Chapitre IV[modifier]

(1) Une invasion des Perses était imminente ; nos avant- postes en étaient prévenus par tous les transfuges, et Constance accourait au secours de l’Orient. Mais son cœur était dévoré d’envie devant l’éclatant témoignage que proclamait la renommée des travaux et des vertus héroïques de Julien : les Alamans terrassés, les cités de la Gaule arrachées aux mains des barbares, eux-mêmes soumis et devenus tributaires ; autant de blessures portées à sa vanité jalouse.

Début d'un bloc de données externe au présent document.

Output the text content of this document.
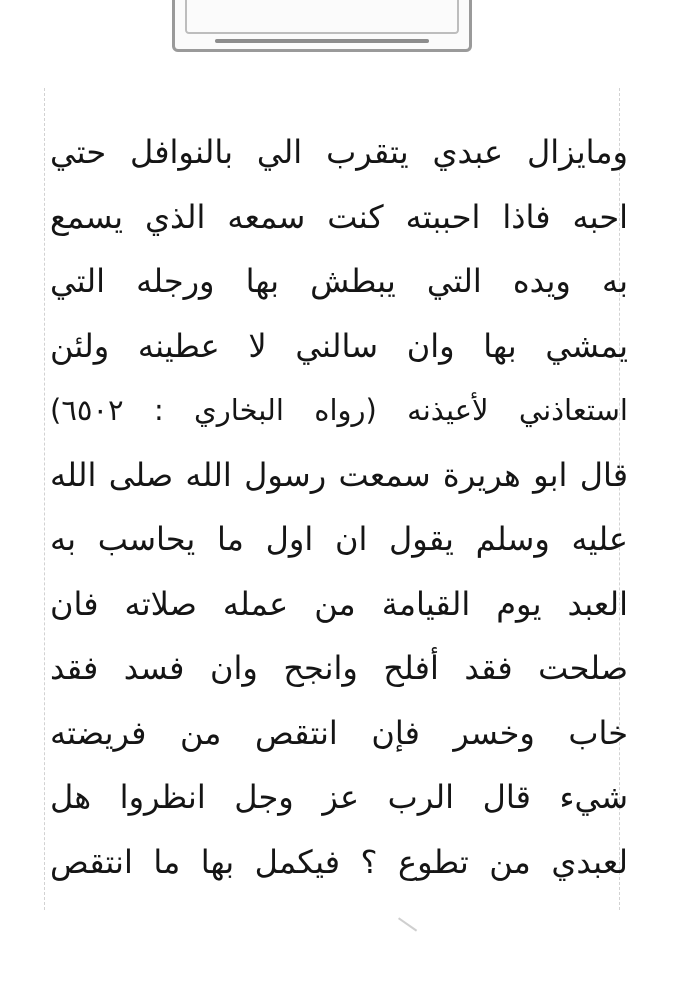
ومايزال عبدي يتقرب الي بالنوافل حتي
احبه فاذا احببته كنت سمعه الذي يسمع
به ويده التي يبطش بها ورجله التي
يمشي بها وان سالني لا عطينه ولئن
استعاذني لأعيذنه (رواه البخاري : ٦٥٠٢)
قال ابو هريرة سمعت رسول الله صلى الله
عليه وسلم يقول ان اول ما يحاسب به
العبد يوم القيامة من عمله صلاته فان
صلحت فقد أفلح وانجح وان فسد فقد
خاب وخسر فإن انتقص من فريضته
شيء قال الرب عز وجل انظروا هل
لعبدي من تطوع ؟ فيكمل بها ما انتقص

(2) Il craignit que l’avenir ne lui en réservât de plus cruelles encore ; et, par le conseil, dit-on, du préfet Florence, il envoya en Gaule Décence, tribun des notaires, avec mission de tirer de l’armée de Julien toutes les troupes auxiliaires, composées d’Hérules, de Bataves, de Pétulants et de Celtes ; de réunir trois cents hommes choisis dans les autres corps, et de diriger le tout sur l’Orient, avec assez de diligence pour que ces troupes pussent au printemps entrer en ligne contre les Perses.

(3) Lupicin était nominativement désigné pour commander ce détachement ; car on ignorait encore à la cour l’expédition de Bretagne. De plus, Sintula, grand écuyer de César, reçut l’ordre de prendre l’élite des scutaires et des gentils, et de se mettre à la tête de cet autre démembrement de l’armée des Gaules.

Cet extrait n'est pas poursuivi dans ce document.